Sanki daha öncesinde böyle bir varlık görmemiş gibi bakıyorlardı. Derken köy muhtarı olduğunu söyleyen biri geldi ve onu evine davet etti. Çekingen korkak ve sessiz adımlarla muhtarın evine doğru yollandılar. Ev tek odadan ibaret bir yapıydı ve ev halkı on beş kişi falan vardı. Bu gece burada kalırsın yarın okulun lojmanını ayarlarız dediler.
Sıcak kanlı insanlar etrafına toplandılar dillerinin döndüğü kadar Türkçeyle meraklı sorulara boğdular onu. Yemek saatinde ortaya kocaman bir tepsi içinde sadece bulgur pilavı, turşu ve ayrandan oluşan yemek geldi on beş kişi aynı tepsideki pilava kaşığı salladılar ayranlarını içtiler. Akşam erkenden çöktü. Gaz lambasının ışığında sohbet edildi ve yataklar serildi aynı odaya. Bir göz odada muhtar, eşi ,gelini, oğlu, çoluk çocuk ve çiçeği burnunda öğretmen uyumak için yattılar. Gözleri tavanda ne yapacağını bilmeyen şaşkınlıkla, korku ve çekince içinde sabahı etti. Sabah temizliği ve ihtiyaç gidermek için ineğin yanına dama indiler.

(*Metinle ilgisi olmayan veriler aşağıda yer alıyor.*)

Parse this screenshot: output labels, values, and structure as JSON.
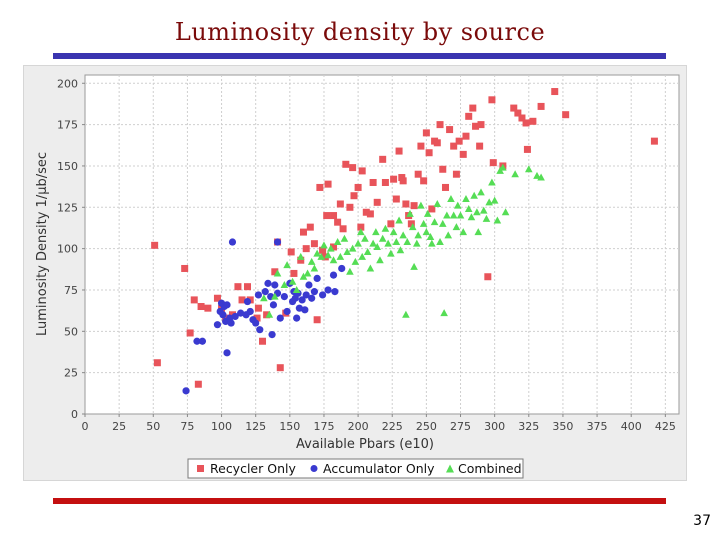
{
  "slide": {
    "title": "Luminosity density by source",
    "page_number": "37"
  },
  "colors": {
    "recycler": "#e8545a",
    "accumulator": "#3a3ad0",
    "combined": "#55dd55",
    "plot_background": "#ffffff",
    "gridline": "#cfcfcf",
    "title_rule": "#3a34b0",
    "footer_rule": "#c40f10"
  },
  "chart_data": {
    "type": "scatter",
    "xlabel": "Available Pbars (e10)",
    "ylabel": "Luminosity Density 1/μb/sec",
    "xlim": [
      0,
      435
    ],
    "ylim": [
      0,
      205
    ],
    "xticks": [
      0,
      25,
      50,
      75,
      100,
      125,
      150,
      175,
      200,
      225,
      250,
      275,
      300,
      325,
      350,
      375,
      400,
      425
    ],
    "yticks": [
      0,
      25,
      50,
      75,
      100,
      125,
      150,
      175,
      200
    ],
    "grid": "dashed",
    "legend_position": "bottom",
    "series": [
      {
        "name": "Recycler Only",
        "marker": "square",
        "points": [
          [
            51,
            102
          ],
          [
            53,
            31
          ],
          [
            73,
            88
          ],
          [
            77,
            49
          ],
          [
            80,
            69
          ],
          [
            83,
            18
          ],
          [
            85,
            65
          ],
          [
            90,
            64
          ],
          [
            97,
            70
          ],
          [
            100,
            64
          ],
          [
            103,
            58
          ],
          [
            108,
            60
          ],
          [
            112,
            77
          ],
          [
            115,
            69
          ],
          [
            119,
            77
          ],
          [
            121,
            69
          ],
          [
            126,
            58
          ],
          [
            127,
            64
          ],
          [
            130,
            44
          ],
          [
            133,
            60
          ],
          [
            139,
            86
          ],
          [
            141,
            104
          ],
          [
            143,
            28
          ],
          [
            147,
            61
          ],
          [
            151,
            98
          ],
          [
            153,
            85
          ],
          [
            158,
            93
          ],
          [
            160,
            110
          ],
          [
            162,
            100
          ],
          [
            165,
            113
          ],
          [
            168,
            103
          ],
          [
            170,
            57
          ],
          [
            172,
            137
          ],
          [
            174,
            99
          ],
          [
            176,
            95
          ],
          [
            177,
            120
          ],
          [
            178,
            139
          ],
          [
            182,
            101
          ],
          [
            182,
            120
          ],
          [
            185,
            116
          ],
          [
            187,
            127
          ],
          [
            189,
            112
          ],
          [
            191,
            151
          ],
          [
            194,
            125
          ],
          [
            196,
            149
          ],
          [
            197,
            132
          ],
          [
            200,
            137
          ],
          [
            202,
            113
          ],
          [
            203,
            147
          ],
          [
            206,
            122
          ],
          [
            209,
            121
          ],
          [
            211,
            140
          ],
          [
            214,
            128
          ],
          [
            218,
            154
          ],
          [
            220,
            140
          ],
          [
            224,
            115
          ],
          [
            226,
            142
          ],
          [
            228,
            130
          ],
          [
            230,
            159
          ],
          [
            232,
            143
          ],
          [
            233,
            141
          ],
          [
            235,
            127
          ],
          [
            237,
            120
          ],
          [
            239,
            115
          ],
          [
            241,
            126
          ],
          [
            244,
            145
          ],
          [
            246,
            162
          ],
          [
            248,
            141
          ],
          [
            250,
            170
          ],
          [
            252,
            158
          ],
          [
            254,
            124
          ],
          [
            256,
            165
          ],
          [
            258,
            164
          ],
          [
            260,
            175
          ],
          [
            262,
            148
          ],
          [
            264,
            137
          ],
          [
            267,
            172
          ],
          [
            270,
            162
          ],
          [
            272,
            145
          ],
          [
            274,
            165
          ],
          [
            277,
            157
          ],
          [
            279,
            168
          ],
          [
            281,
            180
          ],
          [
            284,
            185
          ],
          [
            286,
            174
          ],
          [
            289,
            162
          ],
          [
            290,
            175
          ],
          [
            295,
            83
          ],
          [
            298,
            190
          ],
          [
            299,
            152
          ],
          [
            306,
            150
          ],
          [
            314,
            185
          ],
          [
            317,
            182
          ],
          [
            320,
            179
          ],
          [
            323,
            176
          ],
          [
            324,
            160
          ],
          [
            328,
            177
          ],
          [
            334,
            186
          ],
          [
            344,
            195
          ],
          [
            352,
            181
          ],
          [
            417,
            165
          ]
        ]
      },
      {
        "name": "Accumulator Only",
        "marker": "circle",
        "points": [
          [
            74,
            14
          ],
          [
            82,
            44
          ],
          [
            86,
            44
          ],
          [
            97,
            54
          ],
          [
            99,
            62
          ],
          [
            100,
            67
          ],
          [
            101,
            60
          ],
          [
            102,
            65
          ],
          [
            103,
            56
          ],
          [
            104,
            66
          ],
          [
            104,
            37
          ],
          [
            106,
            58
          ],
          [
            107,
            55
          ],
          [
            108,
            104
          ],
          [
            110,
            59
          ],
          [
            114,
            61
          ],
          [
            118,
            60
          ],
          [
            119,
            68
          ],
          [
            121,
            62
          ],
          [
            123,
            57
          ],
          [
            125,
            55
          ],
          [
            127,
            72
          ],
          [
            128,
            51
          ],
          [
            132,
            74
          ],
          [
            134,
            79
          ],
          [
            136,
            71
          ],
          [
            137,
            48
          ],
          [
            138,
            66
          ],
          [
            139,
            78
          ],
          [
            141,
            104
          ],
          [
            141,
            73
          ],
          [
            143,
            58
          ],
          [
            146,
            71
          ],
          [
            148,
            62
          ],
          [
            150,
            79
          ],
          [
            152,
            68
          ],
          [
            153,
            74
          ],
          [
            154,
            70
          ],
          [
            155,
            58
          ],
          [
            156,
            73
          ],
          [
            157,
            64
          ],
          [
            159,
            69
          ],
          [
            161,
            63
          ],
          [
            162,
            72
          ],
          [
            164,
            78
          ],
          [
            166,
            70
          ],
          [
            168,
            74
          ],
          [
            170,
            82
          ],
          [
            174,
            72
          ],
          [
            178,
            75
          ],
          [
            182,
            84
          ],
          [
            183,
            74
          ],
          [
            188,
            88
          ]
        ]
      },
      {
        "name": "Combined",
        "marker": "triangle",
        "points": [
          [
            131,
            70
          ],
          [
            135,
            60
          ],
          [
            139,
            71
          ],
          [
            141,
            85
          ],
          [
            146,
            78
          ],
          [
            148,
            90
          ],
          [
            152,
            80
          ],
          [
            155,
            75
          ],
          [
            158,
            95
          ],
          [
            160,
            83
          ],
          [
            163,
            85
          ],
          [
            166,
            92
          ],
          [
            168,
            88
          ],
          [
            170,
            97
          ],
          [
            173,
            95
          ],
          [
            175,
            102
          ],
          [
            178,
            96
          ],
          [
            180,
            100
          ],
          [
            182,
            93
          ],
          [
            185,
            104
          ],
          [
            187,
            95
          ],
          [
            190,
            106
          ],
          [
            192,
            98
          ],
          [
            194,
            86
          ],
          [
            196,
            100
          ],
          [
            198,
            92
          ],
          [
            200,
            103
          ],
          [
            202,
            110
          ],
          [
            203,
            95
          ],
          [
            205,
            106
          ],
          [
            207,
            98
          ],
          [
            209,
            88
          ],
          [
            211,
            103
          ],
          [
            213,
            110
          ],
          [
            214,
            101
          ],
          [
            216,
            93
          ],
          [
            218,
            106
          ],
          [
            220,
            112
          ],
          [
            222,
            103
          ],
          [
            224,
            97
          ],
          [
            226,
            110
          ],
          [
            228,
            104
          ],
          [
            230,
            117
          ],
          [
            231,
            99
          ],
          [
            233,
            108
          ],
          [
            235,
            60
          ],
          [
            236,
            104
          ],
          [
            238,
            121
          ],
          [
            240,
            113
          ],
          [
            241,
            89
          ],
          [
            243,
            103
          ],
          [
            244,
            108
          ],
          [
            246,
            126
          ],
          [
            248,
            115
          ],
          [
            250,
            110
          ],
          [
            251,
            121
          ],
          [
            253,
            107
          ],
          [
            254,
            103
          ],
          [
            256,
            116
          ],
          [
            258,
            127
          ],
          [
            260,
            104
          ],
          [
            262,
            115
          ],
          [
            263,
            61
          ],
          [
            265,
            120
          ],
          [
            266,
            108
          ],
          [
            268,
            130
          ],
          [
            270,
            120
          ],
          [
            272,
            113
          ],
          [
            273,
            126
          ],
          [
            275,
            120
          ],
          [
            277,
            110
          ],
          [
            279,
            130
          ],
          [
            281,
            124
          ],
          [
            283,
            119
          ],
          [
            285,
            132
          ],
          [
            287,
            122
          ],
          [
            288,
            110
          ],
          [
            290,
            134
          ],
          [
            292,
            123
          ],
          [
            294,
            118
          ],
          [
            296,
            128
          ],
          [
            298,
            140
          ],
          [
            300,
            129
          ],
          [
            302,
            117
          ],
          [
            304,
            147
          ],
          [
            306,
            149
          ],
          [
            308,
            122
          ],
          [
            315,
            145
          ],
          [
            325,
            148
          ],
          [
            331,
            144
          ],
          [
            334,
            143
          ]
        ]
      }
    ]
  }
}
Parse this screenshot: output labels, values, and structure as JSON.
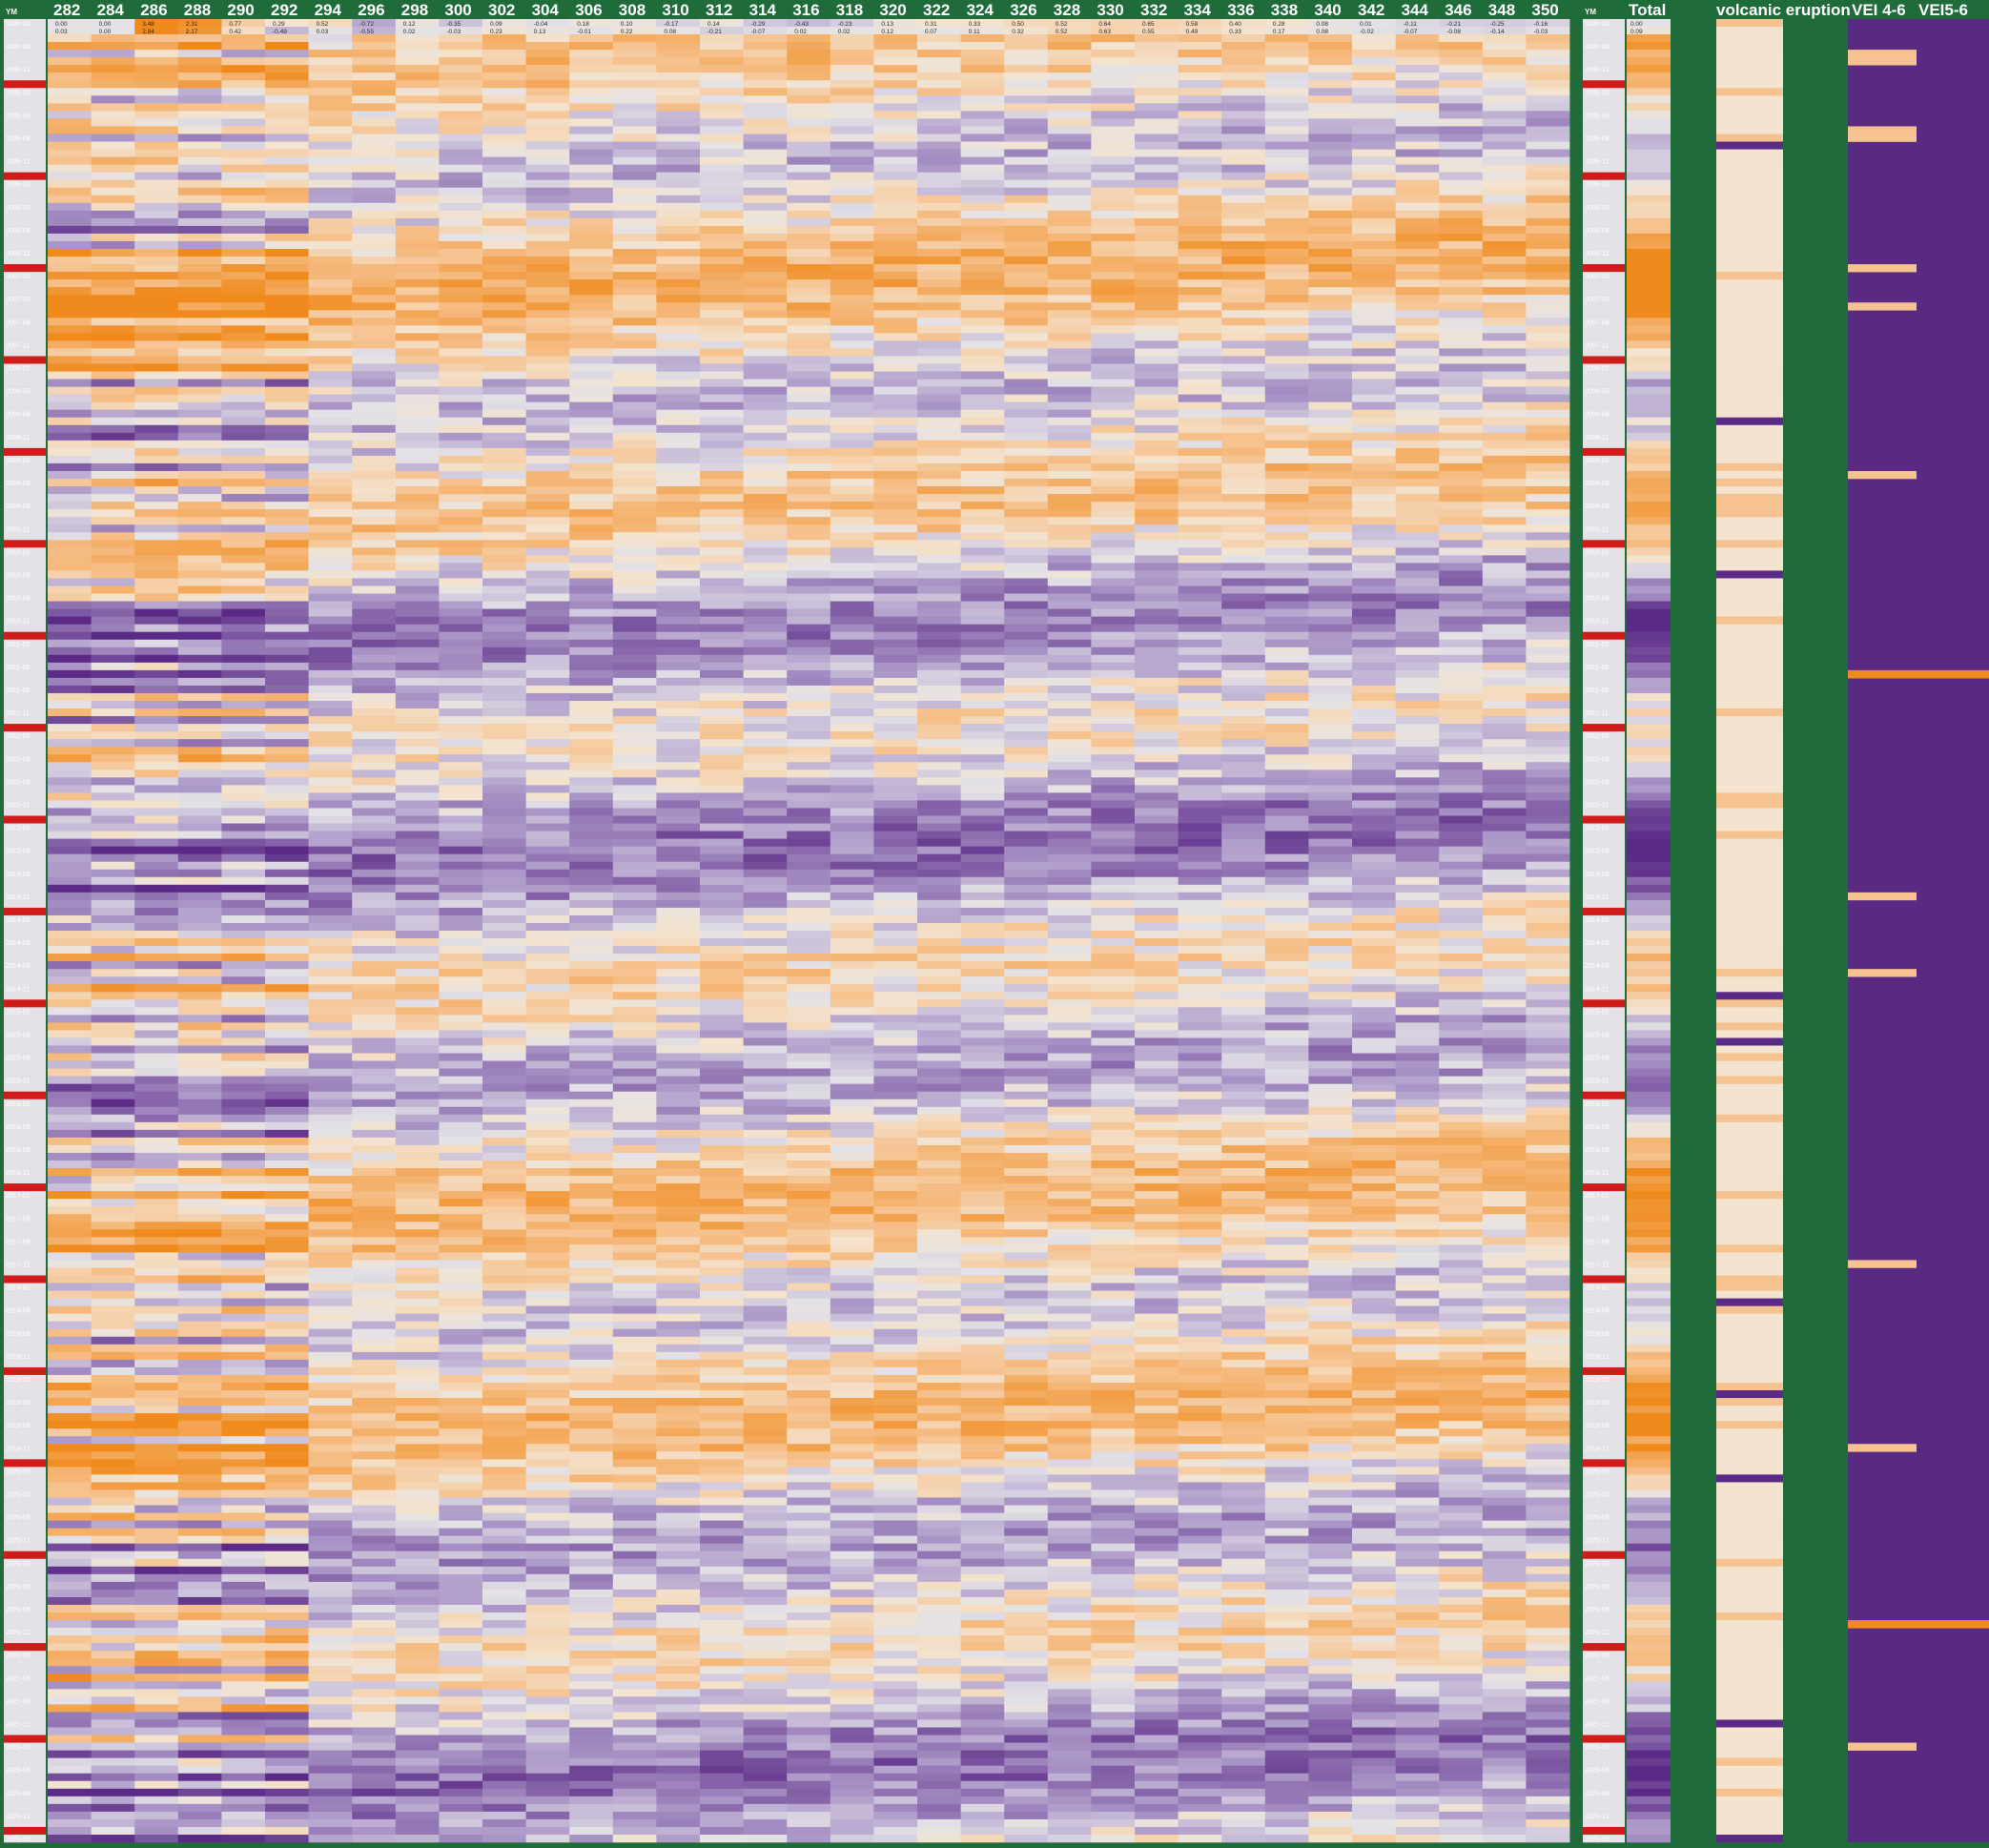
{
  "sheet": {
    "ym_label": "YM",
    "ym_label_right": "YM",
    "total_label": "Total",
    "volcanic_label": "volcanic eruption",
    "vei46_label": "VEI 4-6",
    "vei56_label": "VEI5-6"
  },
  "colors": {
    "background": "#1f6b3a",
    "strong_positive": "#f08a1c",
    "mid_positive": "#f6c28f",
    "weak_positive": "#f3e3cf",
    "neutral": "#e4e2e6",
    "weak_negative": "#cfc6dc",
    "mid_negative": "#a994c6",
    "strong_negative": "#5b2a86",
    "year_marker": "#d01b1b",
    "vei_column": "#5a2a82"
  },
  "chart_data": {
    "type": "heatmap",
    "title": "",
    "xlabel": "",
    "ylabel": "",
    "x_categories": [
      "282",
      "284",
      "286",
      "288",
      "290",
      "292",
      "294",
      "296",
      "298",
      "300",
      "302",
      "304",
      "306",
      "308",
      "310",
      "312",
      "314",
      "316",
      "318",
      "320",
      "322",
      "324",
      "326",
      "328",
      "330",
      "332",
      "334",
      "336",
      "338",
      "340",
      "342",
      "344",
      "346",
      "348",
      "350"
    ],
    "y_range": [
      "2004-05",
      "2024-02"
    ],
    "value_range": [
      -5,
      5
    ],
    "colorscale": "purple (negative) - grey (zero) - orange (positive)",
    "extra_columns": [
      "Total",
      "volcanic eruption",
      "VEI 4-6",
      "VEI5-6"
    ],
    "row_labels_sample": [
      "2004-05",
      "2004-06",
      "2004-07",
      "2004-08",
      "2004-09",
      "2004-10",
      "2004-11",
      "2004-12",
      "2005-01",
      "2005-02",
      "2005-03",
      "2005-04",
      "2005-05",
      "2005-06",
      "2005-07",
      "2005-08",
      "2005-09",
      "2005-10"
    ],
    "first_rows_sample": [
      {
        "ym": "2004-05",
        "values": [
          0.0,
          0.0,
          3.48,
          2.31,
          0.77,
          0.29,
          0.52,
          -0.72,
          0.12,
          -0.35,
          0.09,
          -0.04,
          0.18,
          0.1,
          -0.17,
          0.14,
          -0.29,
          -0.43,
          -0.23,
          0.13,
          0.31,
          0.33,
          0.5,
          0.52,
          0.64,
          0.65,
          0.58,
          0.4,
          0.28,
          0.08,
          0.01,
          -0.11,
          -0.21,
          -0.25,
          -0.16
        ],
        "total": 0.0
      },
      {
        "ym": "2004-06",
        "values": [
          0.03,
          0.0,
          2.84,
          2.17,
          0.42,
          -0.49,
          0.03,
          -0.55,
          0.02,
          -0.03,
          0.23,
          0.13,
          -0.01,
          0.22,
          0.08,
          -0.21,
          -0.07,
          0.02,
          0.02,
          0.12,
          0.07,
          0.11,
          0.32,
          0.52,
          0.63,
          0.55,
          0.49,
          0.33,
          0.17,
          0.08,
          -0.02,
          -0.07,
          -0.08,
          -0.14,
          -0.03
        ],
        "total": 0.09
      }
    ]
  }
}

Hiç bilmediği bu coğrafya ve hiç duymadığı yaşamadığı bu kültürde nasıl yaşayacağını düşünerek , mercimek çorbasından oluşan kahvaltı yendikten sonra. Muhtar ve birkaç kişiyle birlikte okul bahçesine vardılar. Okul bahçesinde neşeyle gülen, gözleri pırıl pırıl, boy boy çocuk onu bekliyordu, hepsinin gözlerinde bir umut vardı....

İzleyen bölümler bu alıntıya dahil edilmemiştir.